Ela tinha uma natureza estoica e passou a última parte de sua vida como uma inválida, devido a uma lesão em sua perna direita. Como muitos inválidos, ela desenvolveu momentos de alegria bastante questionáveis​​, apesar de negar que tinha razão para todo seu rancor. Ela também desenvolveu, sem instrução ou encorajamento, um curioso hábito de se agarrar às pessoas firmemente pelo tornozelo sem mordê-las, um hábito que lhe deu uma imensa vantagem pessoal e lhe rendeu muitos inimigos. Tanto quanto eu sei, ela nunca quebrou o fio de uma meia, tão delicada era a sua força (como a de um retriever), mas seu ponto de vista era questionável e sua atitude foi para além de se explicar à pessoa cujo tornozelo estava em jogo. Para a minha própria diversão, muitas vezes eu tentei diagnosticar esse temperamento peculiar, e eu acho que entendi: ela sofria de uma perplexidade crônica, e a aliviava se agarrar em algo.

Ela foi presa uma vez, por Patrolman Porco. Gostava de praticamente tudo na vida, exceto automobilismo, uma exigência que ela se submetia em silêncio, sem alegria e sem náuseas. Ela nunca cresceu, e ela nunca se esforçou para descobrir, de forma conclusiva, as coisas que poderiam ter diminuído a sua curiosidade e estragado seu gosto. Morreu farejando vida, e gostando.”

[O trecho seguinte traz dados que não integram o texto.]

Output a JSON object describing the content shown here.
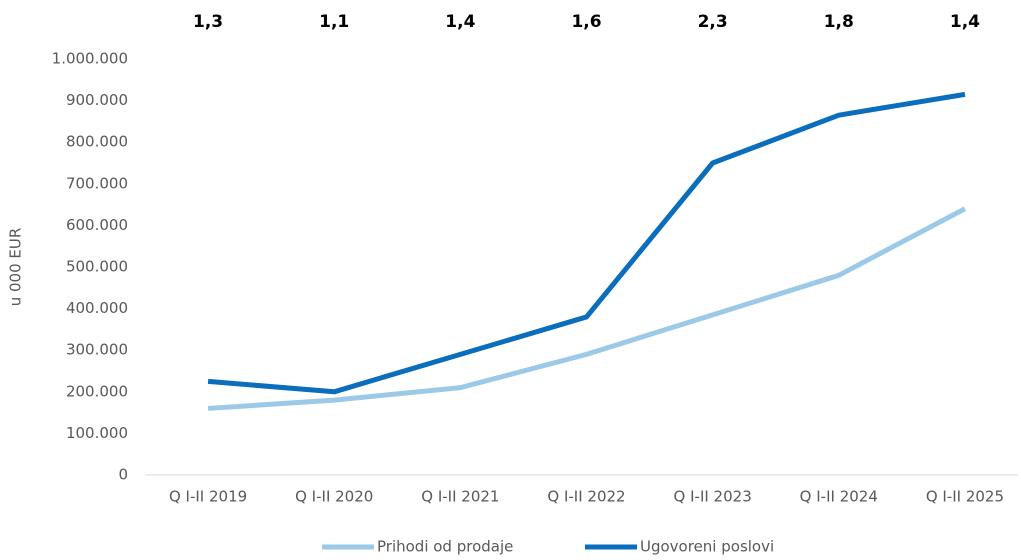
{
  "chart_data": {
    "type": "line",
    "y_axis_label": "u 000 EUR",
    "categories": [
      "Q I-II 2019",
      "Q I-II 2020",
      "Q I-II 2021",
      "Q I-II 2022",
      "Q I-II 2023",
      "Q I-II 2024",
      "Q I-II 2025"
    ],
    "annotations": [
      "1,3",
      "1,1",
      "1,4",
      "1,6",
      "2,3",
      "1,8",
      "1,4"
    ],
    "series": [
      {
        "name": "Prihodi od prodaje",
        "color": "#9dc9e8",
        "values": [
          160000,
          180000,
          210000,
          290000,
          385000,
          480000,
          640000
        ]
      },
      {
        "name": "Ugovoreni poslovi",
        "color": "#0a6ebd",
        "values": [
          225000,
          200000,
          290000,
          380000,
          750000,
          865000,
          915000
        ]
      }
    ],
    "ylim": [
      0,
      1000000
    ],
    "yticks": [
      0,
      {
        "value": 100000,
        "label": "100.000"
      },
      {
        "value": 200000,
        "label": "200.000"
      },
      {
        "value": 300000,
        "label": "300.000"
      },
      {
        "value": 400000,
        "label": "400.000"
      },
      {
        "value": 500000,
        "label": "500.000"
      },
      {
        "value": 600000,
        "label": "600.000"
      },
      {
        "value": 700000,
        "label": "700.000"
      },
      {
        "value": 800000,
        "label": "800.000"
      },
      {
        "value": 900000,
        "label": "900.000"
      },
      {
        "value": 1000000,
        "label": "1.000.000"
      }
    ],
    "legend": "bottom"
  }
}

Na introdução à antologia, Martha conta que seu avô revelava muito de si em seus escritos sobre seu amados cães,

“Meu avô também sofria de Perplexidade Crônica. Ele tentava seguir sua carreira se controlando e, muitas vezes, utilizando os cães como assunto para extravasar”, relata.

Neste caso em particular, parece que Malcolm Gladwell estava errado em dizer que “Cães não são qualquer coisa, cães são cães”. Cães são, para White, além de cães, dignos de um respeito humano.